MLK beats Beacon for PSAL Class A city title

Beacon strikers Baimba Freeman (l) and Pascal Louis react to the Blue Demons’ PSAL Class A final loss to Martin Luther King Jr. Photo by Damion Reid/Five Boro Sports

There would be 95 minutes of soccer left to play, a round of penalty kicks and several near misses by both sides, but the PSAL Class A city championship turned – in favor of Martin Luther King Jr. and to Beacon’s detriment – in the fifth minute.

That was when striker Baimba Freeman, the Blue Demons’ emotional senior leader and top scorer, was going hard for the ball – as he always does – by the left flank, in MLK territory. Knights’ fullback Emelio Haughton, the team’s physical heartbeat, zeroed in on Freeman, and took him down, a slide tackle from behind.

A foul was called, but no card was given. Freeman, who had one goal and one assist in Beacon’s two regular-season victories over MLK, was in and out of the lineup the rest of the way – his entire right leg was wrapped in tape – but clearly not himself. He was able to run, although gingerly, but the explosiveness that made him one of the city’s most feared finishers was all but gone.

“It was painful sitting on the bench,” he said. “I couldn’t help my team. I tried everything.”

King would go on to win its third consecutive city championship, in penalty kicks after a 1-1 draw, and 11th in 13 seasons.

Afterward Freeman approached Haughton in a non-aggressive manner, asking why he went after him. Haughton said it was a clean play. Either way, it was likely the difference in Beacon’s first loss this season.

“That was their plan – to take me out,” Freeman said. “King couldn’t stop me.”

Countered Haughton: “I didn’t tackle him to hurt him; I tackled him to get the ball. It wasn’t a deliberate action; I did it to protect our goal.”

While Beacon led for much of the way on center midfielder Caetano Sanchez’s 14th-minute goal, there was little attack to speak of. The Blue Demons’ other talented forward, Pascal Louis, didn’t start because of a balky back he reaggravated in Thursday’s semifinal win over Columbus.
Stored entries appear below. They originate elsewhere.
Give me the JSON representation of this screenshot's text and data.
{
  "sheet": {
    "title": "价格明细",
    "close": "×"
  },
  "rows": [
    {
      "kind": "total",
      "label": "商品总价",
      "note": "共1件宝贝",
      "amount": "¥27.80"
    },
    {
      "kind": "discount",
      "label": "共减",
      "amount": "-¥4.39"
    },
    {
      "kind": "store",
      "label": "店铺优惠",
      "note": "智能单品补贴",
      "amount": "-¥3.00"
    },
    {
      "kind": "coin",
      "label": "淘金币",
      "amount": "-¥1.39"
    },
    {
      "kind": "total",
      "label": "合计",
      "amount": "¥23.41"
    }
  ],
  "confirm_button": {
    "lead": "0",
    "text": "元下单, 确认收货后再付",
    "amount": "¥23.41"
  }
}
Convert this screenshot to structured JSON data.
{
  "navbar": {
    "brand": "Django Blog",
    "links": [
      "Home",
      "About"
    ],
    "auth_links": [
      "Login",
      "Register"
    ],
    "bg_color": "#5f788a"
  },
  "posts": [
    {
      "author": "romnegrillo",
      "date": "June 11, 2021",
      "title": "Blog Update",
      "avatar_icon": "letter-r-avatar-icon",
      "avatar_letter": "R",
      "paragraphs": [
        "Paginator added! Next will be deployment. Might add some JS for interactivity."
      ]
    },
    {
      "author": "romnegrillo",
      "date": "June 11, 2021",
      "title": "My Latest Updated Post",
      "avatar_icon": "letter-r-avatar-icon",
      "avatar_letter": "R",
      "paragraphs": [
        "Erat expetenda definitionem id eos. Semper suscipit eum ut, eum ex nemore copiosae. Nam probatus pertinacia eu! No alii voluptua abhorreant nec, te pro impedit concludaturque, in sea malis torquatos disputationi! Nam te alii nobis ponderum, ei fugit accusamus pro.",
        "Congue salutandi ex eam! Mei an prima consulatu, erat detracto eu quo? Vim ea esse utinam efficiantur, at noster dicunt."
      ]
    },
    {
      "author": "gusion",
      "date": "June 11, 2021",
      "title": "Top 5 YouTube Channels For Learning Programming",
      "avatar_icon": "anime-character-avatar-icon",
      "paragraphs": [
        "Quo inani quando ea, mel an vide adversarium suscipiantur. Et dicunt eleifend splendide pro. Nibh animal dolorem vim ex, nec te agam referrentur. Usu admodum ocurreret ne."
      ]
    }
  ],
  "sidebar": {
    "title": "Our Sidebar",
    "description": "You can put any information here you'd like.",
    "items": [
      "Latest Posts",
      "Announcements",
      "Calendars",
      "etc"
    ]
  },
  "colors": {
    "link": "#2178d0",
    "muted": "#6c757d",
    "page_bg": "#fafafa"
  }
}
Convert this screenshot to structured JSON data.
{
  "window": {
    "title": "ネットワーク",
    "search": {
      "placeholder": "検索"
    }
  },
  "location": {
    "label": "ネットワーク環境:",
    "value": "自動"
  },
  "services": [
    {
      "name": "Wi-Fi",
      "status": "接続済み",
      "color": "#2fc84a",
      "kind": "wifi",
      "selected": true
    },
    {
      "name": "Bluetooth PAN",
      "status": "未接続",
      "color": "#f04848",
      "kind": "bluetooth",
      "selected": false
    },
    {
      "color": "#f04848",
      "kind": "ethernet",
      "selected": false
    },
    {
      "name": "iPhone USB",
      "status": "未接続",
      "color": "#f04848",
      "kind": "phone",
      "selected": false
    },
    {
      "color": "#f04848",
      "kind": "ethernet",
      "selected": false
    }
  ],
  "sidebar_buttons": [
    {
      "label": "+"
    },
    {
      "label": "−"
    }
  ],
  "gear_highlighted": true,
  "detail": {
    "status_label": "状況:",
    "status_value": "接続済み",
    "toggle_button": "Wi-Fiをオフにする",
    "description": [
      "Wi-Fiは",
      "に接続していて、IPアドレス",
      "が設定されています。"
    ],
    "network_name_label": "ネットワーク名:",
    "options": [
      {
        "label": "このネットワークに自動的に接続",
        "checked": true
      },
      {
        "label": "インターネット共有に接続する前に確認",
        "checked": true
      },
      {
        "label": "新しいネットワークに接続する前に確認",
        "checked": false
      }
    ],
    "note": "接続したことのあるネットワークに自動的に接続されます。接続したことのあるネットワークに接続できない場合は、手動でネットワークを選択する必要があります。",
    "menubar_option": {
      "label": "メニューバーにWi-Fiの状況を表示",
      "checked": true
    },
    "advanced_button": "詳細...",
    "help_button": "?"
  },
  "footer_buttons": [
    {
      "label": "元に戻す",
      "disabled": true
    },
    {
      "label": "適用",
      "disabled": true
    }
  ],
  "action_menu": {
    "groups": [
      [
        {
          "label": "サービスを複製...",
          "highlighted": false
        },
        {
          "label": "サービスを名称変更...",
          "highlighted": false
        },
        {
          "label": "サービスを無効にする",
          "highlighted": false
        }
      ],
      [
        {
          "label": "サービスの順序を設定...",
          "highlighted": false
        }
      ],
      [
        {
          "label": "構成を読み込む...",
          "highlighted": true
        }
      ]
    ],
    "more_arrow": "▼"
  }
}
“It just takes so much away from our offense,” Beacon coach Alec Mahrer said. “We’re so dynamic with those two guys. It’s an added dimension. It’s such an important part of our game.”

It also allowed Jacobson to push up sweeper Alex Zorrilla over the second part of the match, a move, he admitted, would’ve been far riskier if not for Freeman’s injury.

Beacon still had its chances. Sanchez, the electric midfielder, hit the left post in the 59th minute. He also fed Freeman on a breakout in the third minute of the first overtime, but the senior left it wide. Of course, if he had not been hobbled, that play may have ended differently.